Vehicle customization and accessories sales helped Galpin Motors Inc. in Southern California average $16.6 million in parts and service sales at its seven dealerships last year.
Galpin Auto Sports, which tricks out cars for these dealerships, adds as much as $500,000 a month to the company's revenue, says Beau Boeckmann, president of Galpin Auto Sports and vice president of Galpin Motors. Galpin operates a huge parts warehouse and a thriving wholesale business, with 20 trucks delivering parts throughout its market.
Another major dealership group in Southern California, Fletcher Jones Automotive Group of Newport Beach, averaged $15.96 million in parts and service revenue in 2016 at its 17 dealerships.

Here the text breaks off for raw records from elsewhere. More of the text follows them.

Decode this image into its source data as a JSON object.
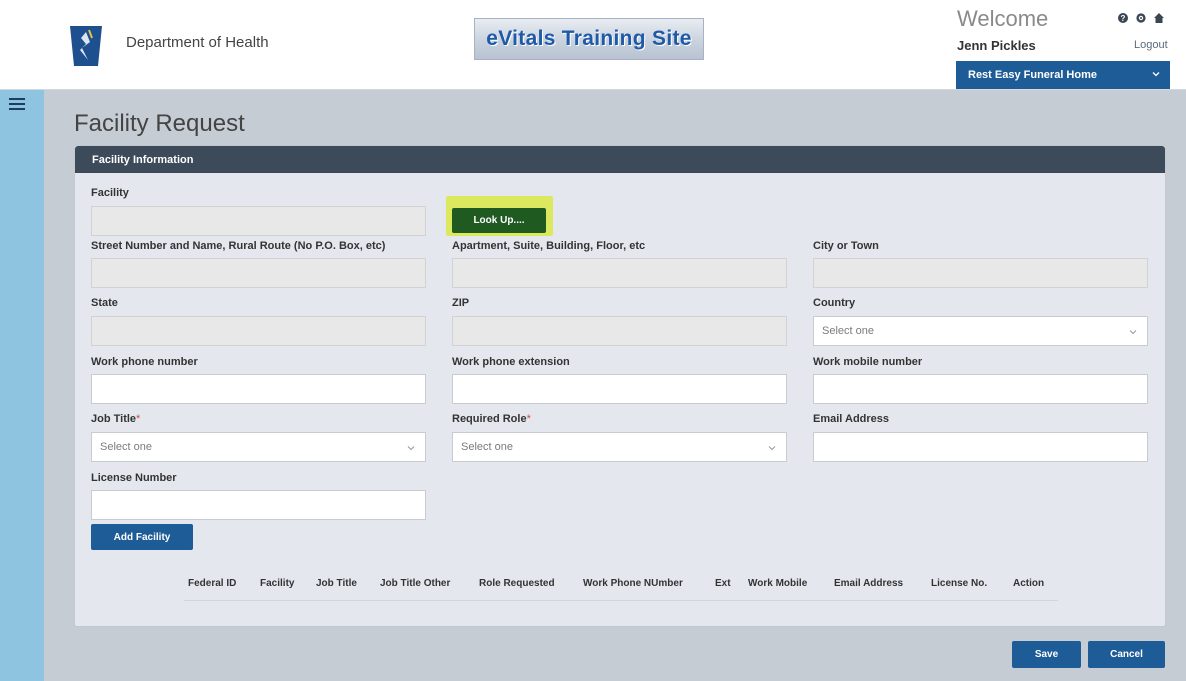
{
  "header": {
    "department": "Department of Health",
    "site_banner": "eVitals Training Site",
    "welcome": "Welcome",
    "user_name": "Jenn Pickles",
    "logout": "Logout",
    "organization": "Rest Easy Funeral Home",
    "icons": [
      "help-icon",
      "gear-icon",
      "home-icon"
    ]
  },
  "page": {
    "title": "Facility Request"
  },
  "panel": {
    "heading": "Facility Information",
    "fields": {
      "facility": {
        "label": "Facility",
        "value": ""
      },
      "street": {
        "label": "Street Number and Name, Rural Route (No P.O. Box, etc)",
        "value": ""
      },
      "apartment": {
        "label": "Apartment, Suite, Building, Floor, etc",
        "value": ""
      },
      "city": {
        "label": "City or Town",
        "value": ""
      },
      "state": {
        "label": "State",
        "value": ""
      },
      "zip": {
        "label": "ZIP",
        "value": ""
      },
      "country": {
        "label": "Country",
        "placeholder": "Select one"
      },
      "work_phone": {
        "label": "Work phone number",
        "value": ""
      },
      "work_ext": {
        "label": "Work phone extension",
        "value": ""
      },
      "work_mobile": {
        "label": "Work mobile number",
        "value": ""
      },
      "job_title": {
        "label": "Job Title",
        "required": "*",
        "placeholder": "Select one"
      },
      "required_role": {
        "label": "Required Role",
        "required": "*",
        "placeholder": "Select one"
      },
      "email": {
        "label": "Email Address",
        "value": ""
      },
      "license": {
        "label": "License Number",
        "value": ""
      }
    },
    "lookup_button": "Look Up....",
    "add_button": "Add Facility",
    "table_columns": [
      "Federal ID",
      "Facility",
      "Job Title",
      "Job Title Other",
      "Role Requested",
      "Work Phone NUmber",
      "Ext",
      "Work Mobile",
      "Email Address",
      "License No.",
      "Action"
    ]
  },
  "footer": {
    "save": "Save",
    "cancel": "Cancel"
  },
  "colors": {
    "primary_button": "#1e5c98",
    "panel_header": "#3c4a5a",
    "lookup_button": "#1f5b20",
    "lookup_highlight": "#dce95f",
    "sidebar": "#8fc4e1"
  }
}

Garth Blumenthal, general manager of Fletcher Jones Motorcars in Newport Beach, the group's flagship Mercedes-Benz dealership, cites the group's Preferred Owner Program as a key to service customer loyalty and retention.

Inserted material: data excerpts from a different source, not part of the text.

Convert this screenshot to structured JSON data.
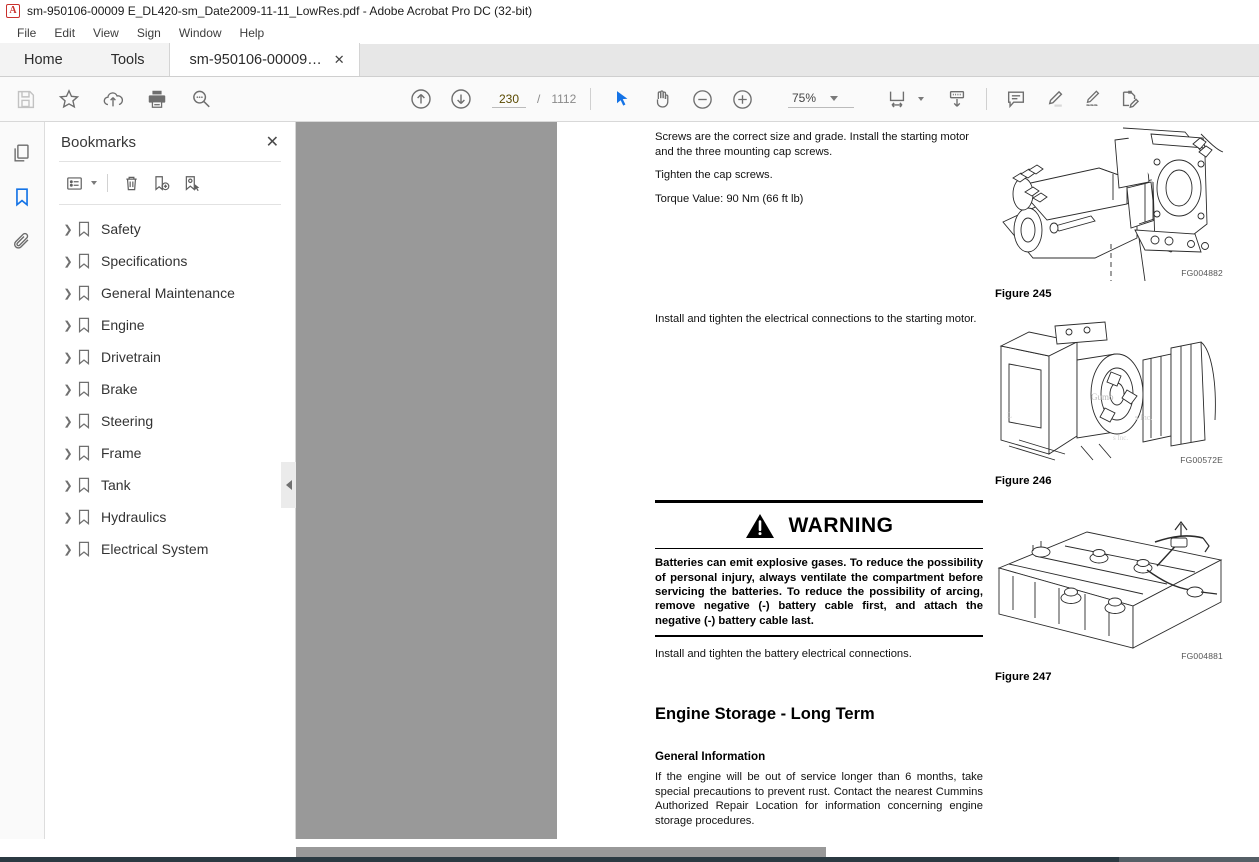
{
  "window": {
    "title": "sm-950106-00009 E_DL420-sm_Date2009-11-11_LowRes.pdf - Adobe Acrobat Pro DC (32-bit)",
    "app_icon": "acrobat-icon"
  },
  "menubar": {
    "items": [
      "File",
      "Edit",
      "View",
      "Sign",
      "Window",
      "Help"
    ]
  },
  "tabs": {
    "home": "Home",
    "tools": "Tools",
    "document": "sm-950106-00009…",
    "close": "✕"
  },
  "toolbar": {
    "left_icons": [
      "save-icon",
      "star-icon",
      "cloud-upload-icon",
      "print-icon",
      "search-icon"
    ],
    "page_current": "230",
    "page_separator": "/",
    "page_total": "1112",
    "nav_icons": [
      "previous-page-icon",
      "next-page-icon"
    ],
    "tools": [
      "select-tool-icon",
      "hand-tool-icon",
      "zoom-out-icon",
      "zoom-in-icon"
    ],
    "zoom_level": "75%",
    "right_icons": [
      "fit-width-icon",
      "scroll-mode-icon",
      "comment-icon",
      "highlight-icon",
      "sign-icon",
      "fill-and-sign-icon"
    ],
    "accent_color": "#1473e6"
  },
  "rail": {
    "items": [
      "page-thumbnails-icon",
      "bookmarks-icon",
      "attachments-icon"
    ],
    "active": "bookmarks-icon"
  },
  "bookmarks_panel": {
    "title": "Bookmarks",
    "close_label": "✕",
    "toolbar_icons": [
      "bookmark-options-icon",
      "delete-bookmark-icon",
      "new-bookmark-icon",
      "goto-bookmark-icon"
    ],
    "items": [
      {
        "label": "Safety"
      },
      {
        "label": "Specifications"
      },
      {
        "label": "General Maintenance"
      },
      {
        "label": "Engine"
      },
      {
        "label": "Drivetrain"
      },
      {
        "label": "Brake"
      },
      {
        "label": "Steering"
      },
      {
        "label": "Frame"
      },
      {
        "label": "Tank"
      },
      {
        "label": "Hydraulics"
      },
      {
        "label": "Electrical System"
      }
    ]
  },
  "document": {
    "paragraph_1": "Screws are the correct size and grade. Install the starting motor and the three mounting cap screws.",
    "paragraph_2": "Tighten the cap screws.",
    "paragraph_3": "Torque Value: 90 Nm (66 ft lb)",
    "paragraph_4": "Install and tighten the electrical connections to the starting motor.",
    "warning": {
      "title": "WARNING",
      "icon": "warning-triangle-icon",
      "body": "Batteries can emit explosive gases. To reduce the possibility of personal injury, always ventilate the compartment before servicing the batteries. To reduce the possibility of arcing, remove negative (-) battery cable first, and attach the negative (-) battery cable last."
    },
    "paragraph_5": "Install and tighten the battery electrical connections.",
    "heading_1": "Engine Storage - Long Term",
    "heading_2": "General Information",
    "paragraph_6": "If the engine will be out of service longer than 6 months, take special precautions to prevent rust. Contact the nearest Cummins Authorized Repair Location for information concerning engine storage procedures.",
    "figures": [
      {
        "caption": "Figure 245",
        "code": "FG004882",
        "alt": "starting-motor-installation-diagram"
      },
      {
        "caption": "Figure 246",
        "code": "FG00572E",
        "alt": "starting-motor-electrical-connections-diagram"
      },
      {
        "caption": "Figure 247",
        "code": "FG004881",
        "alt": "battery-electrical-connections-diagram"
      }
    ]
  }
}
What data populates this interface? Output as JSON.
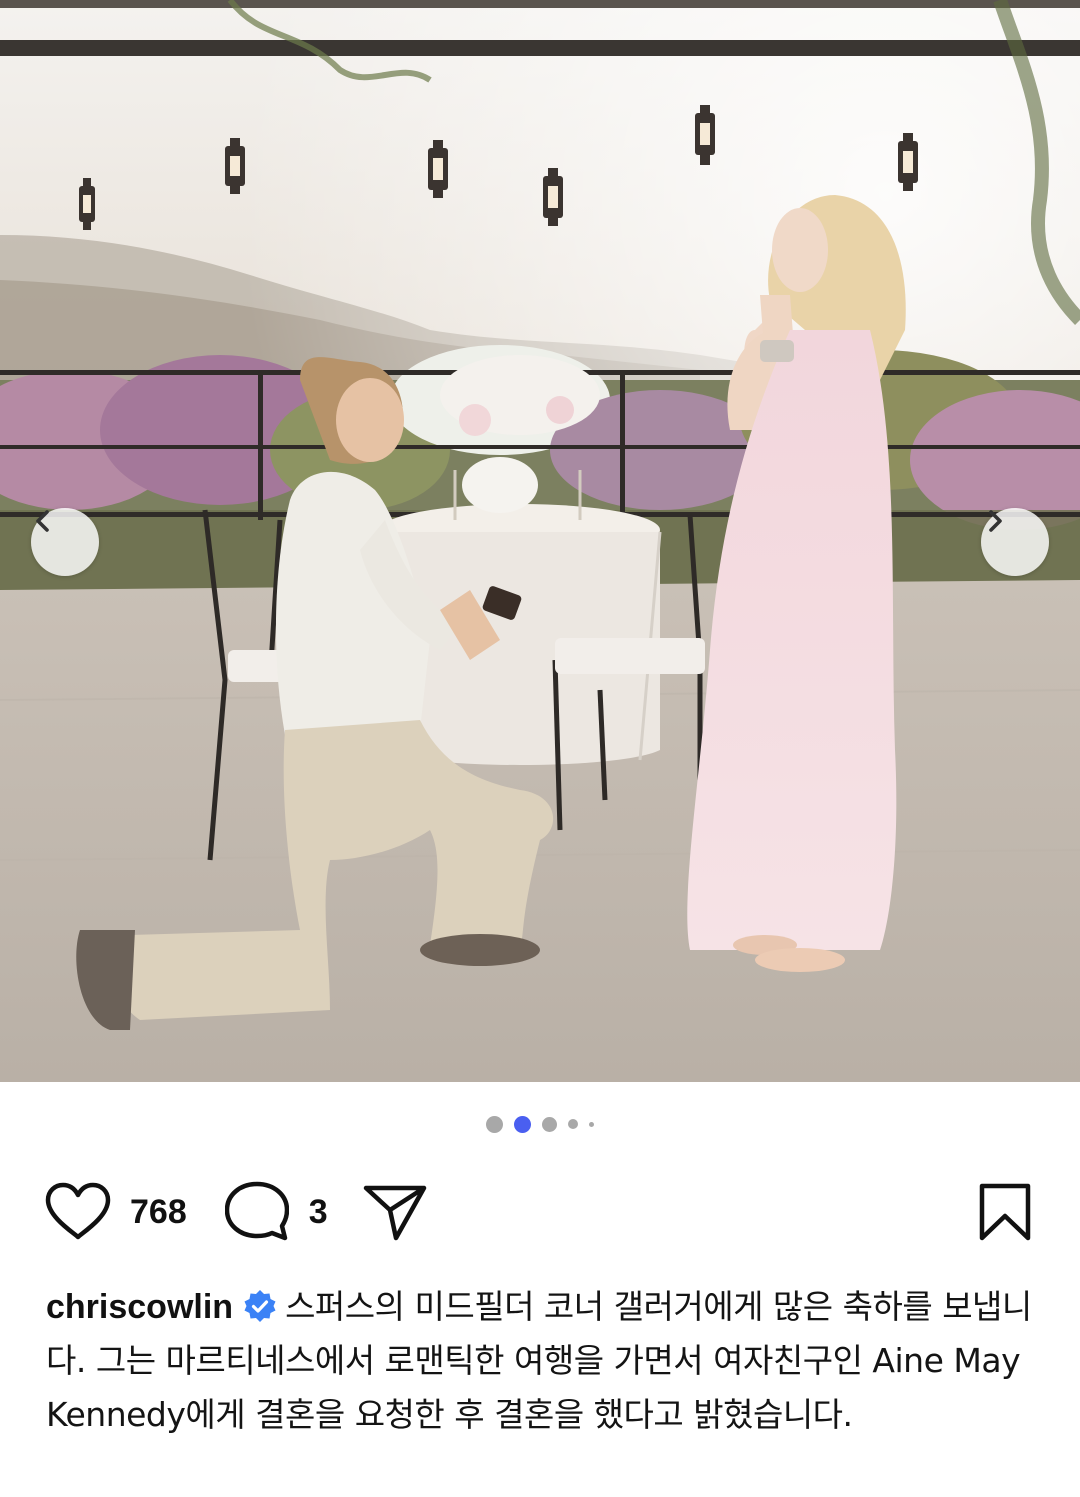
{
  "post": {
    "image_alt": "",
    "carousel": {
      "total": 5,
      "active_index": 1
    }
  },
  "actions": {
    "like_count": "768",
    "comment_count": "3"
  },
  "caption": {
    "username": "chriscowlin",
    "verified": true,
    "text": "스퍼스의 미드필더 코너 갤러거에게 많은 축하를 보냅니다. 그는 마르티네스에서 로맨틱한 여행을 가면서 여자친구인 Aine May Kennedy에게 결혼을 요청한 후 결혼을 했다고 밝혔습니다."
  },
  "icons": {
    "prev": "chevron-left-icon",
    "next": "chevron-right-icon",
    "like": "heart-icon",
    "comment": "comment-bubble-icon",
    "share": "paper-plane-icon",
    "save": "bookmark-icon",
    "verified": "verified-badge-icon"
  },
  "colors": {
    "accent_dot": "#4a5ff0",
    "verified_badge": "#3b82f6",
    "text": "#111111"
  }
}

Anyone who buys a vehicle from Fletcher Jones is enrolled in the program. Service benefits include free loaner vehicles, airport shuttles at its Newport Beach and Ontario, Calif., Mercedes-Benz stores and free car washes Monday through Saturday.
Such amenities have enabled Fletcher Jones to build relationships over generations with families of customers, Blumenthal adds. "If they need their car serviced, they think of us," he says.

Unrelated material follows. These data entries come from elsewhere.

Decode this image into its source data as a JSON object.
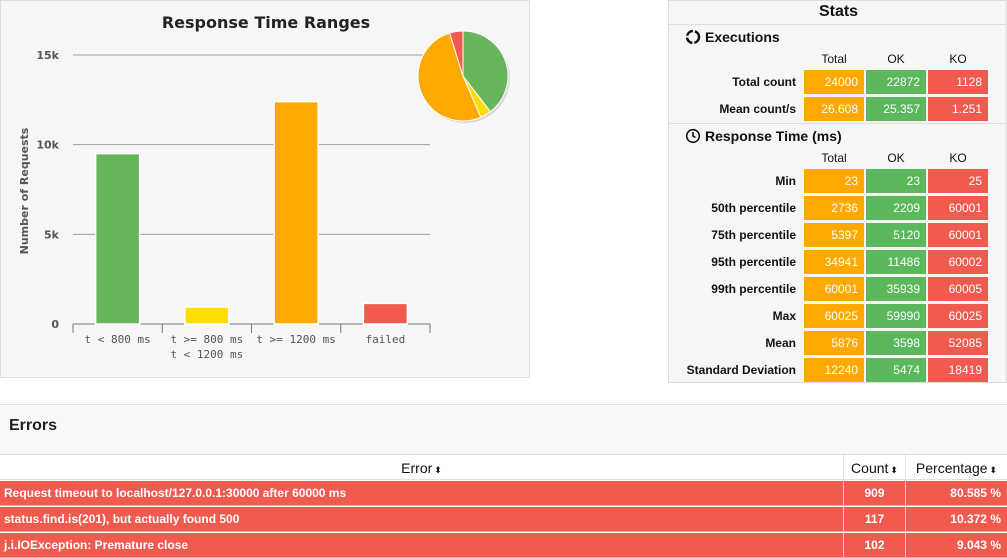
{
  "chart": {
    "title": "Response Time Ranges",
    "ylabel": "Number of Requests",
    "ticks": [
      "0",
      "5k",
      "10k",
      "15k"
    ],
    "xlabels": [
      [
        "t < 800 ms"
      ],
      [
        "t >= 800 ms",
        "t < 1200 ms"
      ],
      [
        "t >= 1200 ms"
      ],
      [
        "failed"
      ]
    ]
  },
  "chart_data": {
    "type": "bar",
    "title": "Response Time Ranges",
    "xlabel": "",
    "ylabel": "Number of Requests",
    "categories": [
      "t < 800 ms",
      "t >= 800 ms t < 1200 ms",
      "t >= 1200 ms",
      "failed"
    ],
    "values": [
      9500,
      950,
      12400,
      1150
    ],
    "colors": [
      "#68b65c",
      "#ffdd00",
      "#ffa900",
      "#f15b4f"
    ],
    "ylim": [
      0,
      15000
    ],
    "grid": true,
    "inset_pie": {
      "values": [
        9500,
        950,
        12400,
        1150
      ],
      "colors": [
        "#68b65c",
        "#ffdd00",
        "#ffa900",
        "#f15b4f"
      ]
    }
  },
  "stats": {
    "title": "Stats",
    "executions": {
      "heading": "Executions",
      "columns": [
        "Total",
        "OK",
        "KO"
      ],
      "rows": [
        {
          "label": "Total count",
          "total": "24000",
          "ok": "22872",
          "ko": "1128"
        },
        {
          "label": "Mean count/s",
          "total": "26.608",
          "ok": "25.357",
          "ko": "1.251"
        }
      ]
    },
    "response_time": {
      "heading": "Response Time (ms)",
      "columns": [
        "Total",
        "OK",
        "KO"
      ],
      "rows": [
        {
          "label": "Min",
          "total": "23",
          "ok": "23",
          "ko": "25"
        },
        {
          "label": "50th percentile",
          "total": "2736",
          "ok": "2209",
          "ko": "60001"
        },
        {
          "label": "75th percentile",
          "total": "5397",
          "ok": "5120",
          "ko": "60001"
        },
        {
          "label": "95th percentile",
          "total": "34941",
          "ok": "11486",
          "ko": "60002"
        },
        {
          "label": "99th percentile",
          "total": "60001",
          "ok": "35939",
          "ko": "60005"
        },
        {
          "label": "Max",
          "total": "60025",
          "ok": "59990",
          "ko": "60025"
        },
        {
          "label": "Mean",
          "total": "5876",
          "ok": "3598",
          "ko": "52085"
        },
        {
          "label": "Standard Deviation",
          "total": "12240",
          "ok": "5474",
          "ko": "18419"
        }
      ]
    }
  },
  "errors": {
    "title": "Errors",
    "headers": {
      "error": "Error",
      "count": "Count",
      "percentage": "Percentage"
    },
    "sort_glyph": "⬍",
    "rows": [
      {
        "error": "Request timeout to localhost/127.0.0.1:30000 after 60000 ms",
        "count": "909",
        "percentage": "80.585 %"
      },
      {
        "error": "status.find.is(201), but actually found 500",
        "count": "117",
        "percentage": "10.372 %"
      },
      {
        "error": "j.i.IOException: Premature close",
        "count": "102",
        "percentage": "9.043 %"
      }
    ]
  }
}
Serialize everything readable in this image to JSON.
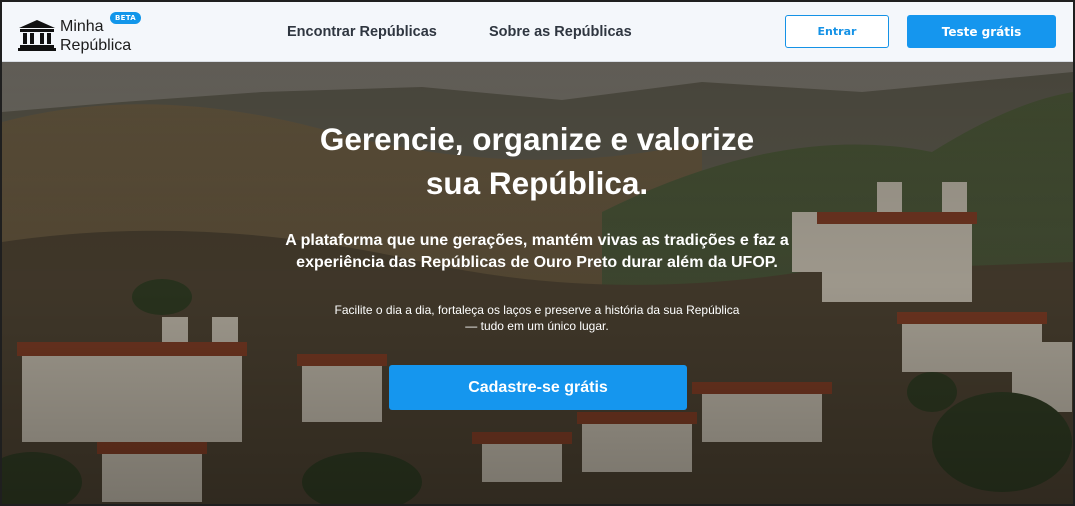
{
  "header": {
    "logo": {
      "line1": "Minha",
      "line2": "República",
      "badge": "BETA",
      "icon": "institution-building-icon"
    },
    "nav": [
      {
        "label": "Encontrar Repúblicas"
      },
      {
        "label": "Sobre as Repúblicas"
      }
    ],
    "login_label": "Entrar",
    "trial_label": "Teste grátis"
  },
  "hero": {
    "title_line1": "Gerencie, organize e valorize",
    "title_line2": "sua República.",
    "subtitle_line1": "A plataforma que une gerações, mantém vivas as tradições e faz a",
    "subtitle_line2": "experiência das Repúblicas de Ouro Preto durar além da UFOP.",
    "small_line1": "Facilite o dia a dia, fortaleça os laços e preserve a história da sua República",
    "small_line2": "— tudo em um único lugar.",
    "cta_label": "Cadastre-se grátis"
  },
  "colors": {
    "accent": "#1596ee",
    "header_bg": "#f4f7fb",
    "text_dark": "#2f3640"
  }
}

Don Tipton, an automotive retail consultant in Jacksonville, Fla., counsels dealerships that seek to boost their parts and service revenue to perform a daily review of repair orders to look for missed opportunities.
That process can acquaint a dealership with the mix of service work it is attracting and the extent to which customers are declining repair recommendations, says Tipton, president of DTC Retail Consulting Inc. "Just looking at numbers without analysis is dangerous," he adds.
As vehicle sales plateau, service departments will need to do even more to keep customers in order to maintain dealership revenues, says Steven Szakaly, NADA's chief economist.
"Part of the strength of the diversity of the dealer retail body is they can have different approaches to how they run their service area," Szakaly says. "One-size-fits-all does not work."